No one was expecting much. There were no stars in it. The composer was working with a new partner for the first time. That partner had had six flops in a row. The choreographer was unknown, outside the small world of serious dance. The director, famous for his Hollywood work, had never had a Broadway success. There were empty seats in the theater that night, March 31st, 1943.
As the curtain went up, there was no chorus line, as was the case in most musicals of that era. Instead, there was just an old lady sitting center stage churning butter in the morning light of a summer day. Offstage, a baritone voice started singing a capella, “There’s a bright golden haze on the meadow…”
The musical, of course, was “Oklahoma!”
Brooks Atkinson, the New York Times drama critic for many years, believed that it was this very song that changed the history of musical theater. Quoting the song’s last verse, “All the sounds of the earth are like music/All the sounds of the earth are like music / The breeze is so busy it don’t miss a tree/And an ol’ weepin’ willer is laughing at me!” Atkinson wrote, “After a verse like that, sung to a buoyant melody, the banalities of the old musical stage became intolerable.”

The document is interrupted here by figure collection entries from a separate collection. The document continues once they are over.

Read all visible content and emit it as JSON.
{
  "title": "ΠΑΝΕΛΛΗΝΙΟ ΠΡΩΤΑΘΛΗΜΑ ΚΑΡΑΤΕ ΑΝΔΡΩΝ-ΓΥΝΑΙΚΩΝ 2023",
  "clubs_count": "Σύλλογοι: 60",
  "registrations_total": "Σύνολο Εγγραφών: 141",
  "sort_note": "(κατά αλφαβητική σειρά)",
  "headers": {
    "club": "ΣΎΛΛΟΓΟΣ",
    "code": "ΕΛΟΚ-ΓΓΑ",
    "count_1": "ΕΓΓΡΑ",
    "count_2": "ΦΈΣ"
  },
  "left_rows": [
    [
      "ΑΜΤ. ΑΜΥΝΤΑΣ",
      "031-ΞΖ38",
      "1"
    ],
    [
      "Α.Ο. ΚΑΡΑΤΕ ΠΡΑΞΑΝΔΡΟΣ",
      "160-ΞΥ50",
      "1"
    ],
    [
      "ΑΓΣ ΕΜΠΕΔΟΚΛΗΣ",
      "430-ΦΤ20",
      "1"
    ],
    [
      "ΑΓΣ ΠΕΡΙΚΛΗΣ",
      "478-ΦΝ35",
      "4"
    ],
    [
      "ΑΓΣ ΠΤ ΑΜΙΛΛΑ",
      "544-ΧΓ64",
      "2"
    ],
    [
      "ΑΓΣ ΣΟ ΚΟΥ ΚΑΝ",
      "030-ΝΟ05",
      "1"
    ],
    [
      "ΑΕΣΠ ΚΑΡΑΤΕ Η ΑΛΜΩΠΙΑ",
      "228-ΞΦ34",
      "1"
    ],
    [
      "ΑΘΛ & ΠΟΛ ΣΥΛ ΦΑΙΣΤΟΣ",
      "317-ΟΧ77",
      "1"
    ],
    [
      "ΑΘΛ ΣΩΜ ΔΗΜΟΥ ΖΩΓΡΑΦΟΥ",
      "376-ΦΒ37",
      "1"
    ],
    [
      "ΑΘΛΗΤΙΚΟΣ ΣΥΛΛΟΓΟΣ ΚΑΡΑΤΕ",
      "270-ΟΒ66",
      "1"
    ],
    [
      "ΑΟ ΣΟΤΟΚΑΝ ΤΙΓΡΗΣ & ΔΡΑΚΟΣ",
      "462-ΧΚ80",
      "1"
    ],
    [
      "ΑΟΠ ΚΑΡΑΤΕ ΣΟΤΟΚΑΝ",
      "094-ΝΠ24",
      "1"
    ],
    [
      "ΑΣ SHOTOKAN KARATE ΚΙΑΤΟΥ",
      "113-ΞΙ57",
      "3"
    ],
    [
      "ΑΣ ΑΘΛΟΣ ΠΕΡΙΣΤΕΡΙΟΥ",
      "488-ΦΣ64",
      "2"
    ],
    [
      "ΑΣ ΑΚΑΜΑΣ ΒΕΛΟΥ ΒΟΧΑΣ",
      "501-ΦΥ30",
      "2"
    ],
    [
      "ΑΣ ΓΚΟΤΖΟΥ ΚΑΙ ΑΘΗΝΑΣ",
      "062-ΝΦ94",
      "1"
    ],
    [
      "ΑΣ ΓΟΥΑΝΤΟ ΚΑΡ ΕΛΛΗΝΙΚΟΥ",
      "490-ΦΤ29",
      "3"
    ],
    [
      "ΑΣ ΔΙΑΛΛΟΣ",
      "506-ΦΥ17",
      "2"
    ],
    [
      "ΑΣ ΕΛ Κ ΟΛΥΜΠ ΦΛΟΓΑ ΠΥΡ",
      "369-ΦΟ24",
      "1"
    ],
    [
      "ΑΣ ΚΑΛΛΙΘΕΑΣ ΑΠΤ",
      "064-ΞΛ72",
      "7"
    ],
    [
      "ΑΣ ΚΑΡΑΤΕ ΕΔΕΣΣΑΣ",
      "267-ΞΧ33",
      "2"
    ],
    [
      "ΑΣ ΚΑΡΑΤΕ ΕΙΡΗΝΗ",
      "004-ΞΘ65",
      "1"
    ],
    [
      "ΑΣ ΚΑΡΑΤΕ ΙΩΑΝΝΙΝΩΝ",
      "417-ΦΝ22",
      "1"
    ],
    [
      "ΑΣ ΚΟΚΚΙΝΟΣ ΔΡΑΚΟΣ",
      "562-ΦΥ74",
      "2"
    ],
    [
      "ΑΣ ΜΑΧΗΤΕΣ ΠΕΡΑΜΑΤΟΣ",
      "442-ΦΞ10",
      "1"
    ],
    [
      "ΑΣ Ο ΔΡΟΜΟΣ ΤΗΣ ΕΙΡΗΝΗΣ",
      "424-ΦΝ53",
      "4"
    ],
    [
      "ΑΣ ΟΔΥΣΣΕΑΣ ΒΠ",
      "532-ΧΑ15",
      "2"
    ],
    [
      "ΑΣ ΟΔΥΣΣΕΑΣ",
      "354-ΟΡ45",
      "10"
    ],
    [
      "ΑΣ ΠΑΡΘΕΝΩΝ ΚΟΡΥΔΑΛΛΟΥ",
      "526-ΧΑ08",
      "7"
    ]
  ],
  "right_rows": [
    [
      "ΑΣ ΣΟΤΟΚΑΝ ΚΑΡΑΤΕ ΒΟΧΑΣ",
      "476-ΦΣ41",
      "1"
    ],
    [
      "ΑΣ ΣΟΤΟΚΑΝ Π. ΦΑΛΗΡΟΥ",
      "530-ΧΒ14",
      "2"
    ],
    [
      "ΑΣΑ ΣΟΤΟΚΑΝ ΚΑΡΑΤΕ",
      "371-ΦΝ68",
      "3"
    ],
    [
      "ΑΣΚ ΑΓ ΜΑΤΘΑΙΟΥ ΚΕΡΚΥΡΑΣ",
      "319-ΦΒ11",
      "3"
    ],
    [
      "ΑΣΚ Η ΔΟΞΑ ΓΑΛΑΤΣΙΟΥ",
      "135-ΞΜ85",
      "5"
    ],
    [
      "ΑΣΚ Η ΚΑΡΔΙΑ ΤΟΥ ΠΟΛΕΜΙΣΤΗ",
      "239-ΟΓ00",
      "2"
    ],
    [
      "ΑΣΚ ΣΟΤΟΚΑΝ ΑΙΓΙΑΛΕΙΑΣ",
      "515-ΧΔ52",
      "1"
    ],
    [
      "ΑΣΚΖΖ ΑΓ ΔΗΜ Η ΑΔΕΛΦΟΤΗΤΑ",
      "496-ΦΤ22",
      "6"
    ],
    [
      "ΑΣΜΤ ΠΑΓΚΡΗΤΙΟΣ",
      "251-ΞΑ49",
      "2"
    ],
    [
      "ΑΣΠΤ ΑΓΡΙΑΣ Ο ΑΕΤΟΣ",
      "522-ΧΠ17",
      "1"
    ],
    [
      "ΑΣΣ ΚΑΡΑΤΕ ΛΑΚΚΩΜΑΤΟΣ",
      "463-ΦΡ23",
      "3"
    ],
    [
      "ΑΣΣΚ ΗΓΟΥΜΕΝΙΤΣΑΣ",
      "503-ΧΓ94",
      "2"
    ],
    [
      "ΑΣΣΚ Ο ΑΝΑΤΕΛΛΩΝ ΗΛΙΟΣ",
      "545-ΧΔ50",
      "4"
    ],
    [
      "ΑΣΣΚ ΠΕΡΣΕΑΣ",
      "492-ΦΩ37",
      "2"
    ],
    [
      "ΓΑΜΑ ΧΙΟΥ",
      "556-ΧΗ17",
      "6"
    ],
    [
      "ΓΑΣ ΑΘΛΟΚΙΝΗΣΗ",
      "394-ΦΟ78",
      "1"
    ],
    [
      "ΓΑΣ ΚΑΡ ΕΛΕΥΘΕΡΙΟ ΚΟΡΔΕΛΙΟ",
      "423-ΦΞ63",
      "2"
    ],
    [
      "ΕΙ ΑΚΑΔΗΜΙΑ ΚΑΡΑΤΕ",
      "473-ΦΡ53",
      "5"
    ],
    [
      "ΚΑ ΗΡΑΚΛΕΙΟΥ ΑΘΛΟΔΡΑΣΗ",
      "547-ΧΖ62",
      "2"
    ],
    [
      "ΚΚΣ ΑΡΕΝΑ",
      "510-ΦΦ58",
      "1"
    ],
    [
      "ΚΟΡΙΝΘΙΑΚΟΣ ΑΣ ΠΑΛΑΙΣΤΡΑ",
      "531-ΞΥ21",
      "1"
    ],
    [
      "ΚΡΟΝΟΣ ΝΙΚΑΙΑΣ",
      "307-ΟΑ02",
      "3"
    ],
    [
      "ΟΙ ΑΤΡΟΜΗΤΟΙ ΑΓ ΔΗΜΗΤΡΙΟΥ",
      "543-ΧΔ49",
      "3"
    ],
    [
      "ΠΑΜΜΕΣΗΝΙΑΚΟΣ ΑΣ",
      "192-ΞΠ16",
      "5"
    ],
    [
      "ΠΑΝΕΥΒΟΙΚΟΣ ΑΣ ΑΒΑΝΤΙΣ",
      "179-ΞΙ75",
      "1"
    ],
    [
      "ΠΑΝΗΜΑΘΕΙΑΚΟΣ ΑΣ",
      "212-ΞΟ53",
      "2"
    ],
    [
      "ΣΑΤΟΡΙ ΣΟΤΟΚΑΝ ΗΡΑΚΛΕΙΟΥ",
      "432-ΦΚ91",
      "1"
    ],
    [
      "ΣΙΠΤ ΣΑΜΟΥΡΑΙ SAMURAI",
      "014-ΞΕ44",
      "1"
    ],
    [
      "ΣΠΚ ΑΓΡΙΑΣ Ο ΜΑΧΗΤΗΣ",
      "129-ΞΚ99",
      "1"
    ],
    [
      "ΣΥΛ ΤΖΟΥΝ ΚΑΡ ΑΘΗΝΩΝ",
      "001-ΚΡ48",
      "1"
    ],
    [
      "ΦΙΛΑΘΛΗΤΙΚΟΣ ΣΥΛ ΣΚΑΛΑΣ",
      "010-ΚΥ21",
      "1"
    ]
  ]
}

After a gestation of about 75 years, the Broadway musical had reach maturity. “Oklahoma!” unleashed a flood of creativity at the hands not only of its own authors, Richard Rodgers and Oscar Hammerstein II, but dozens of others. Harold Arlen and E. Y. Harburg, Lerner, and Loewe, Leonard Bernstein, Meredith Willson, Betty Comden and Adolph Green, Jule Styne, Cole Porter, Irving Berlin, Stephen Sondheim, to name just a few. And, of course, the show’s enormous financial success—it ran three times as long as any previous book musical and paid its investors 33 dollars for every one dollar they had risked—transformed the way musical theater was done.
Thus, “Oklahoma!” became the most important musical ever written. Broadway’s history has been divided ever since into pre-“Oklahoma!” and post-“Oklahoma!” periods. It proved to be the beautiful morning of the golden age of the Broadway musical, one of the supreme artistic achievements of the 20th century.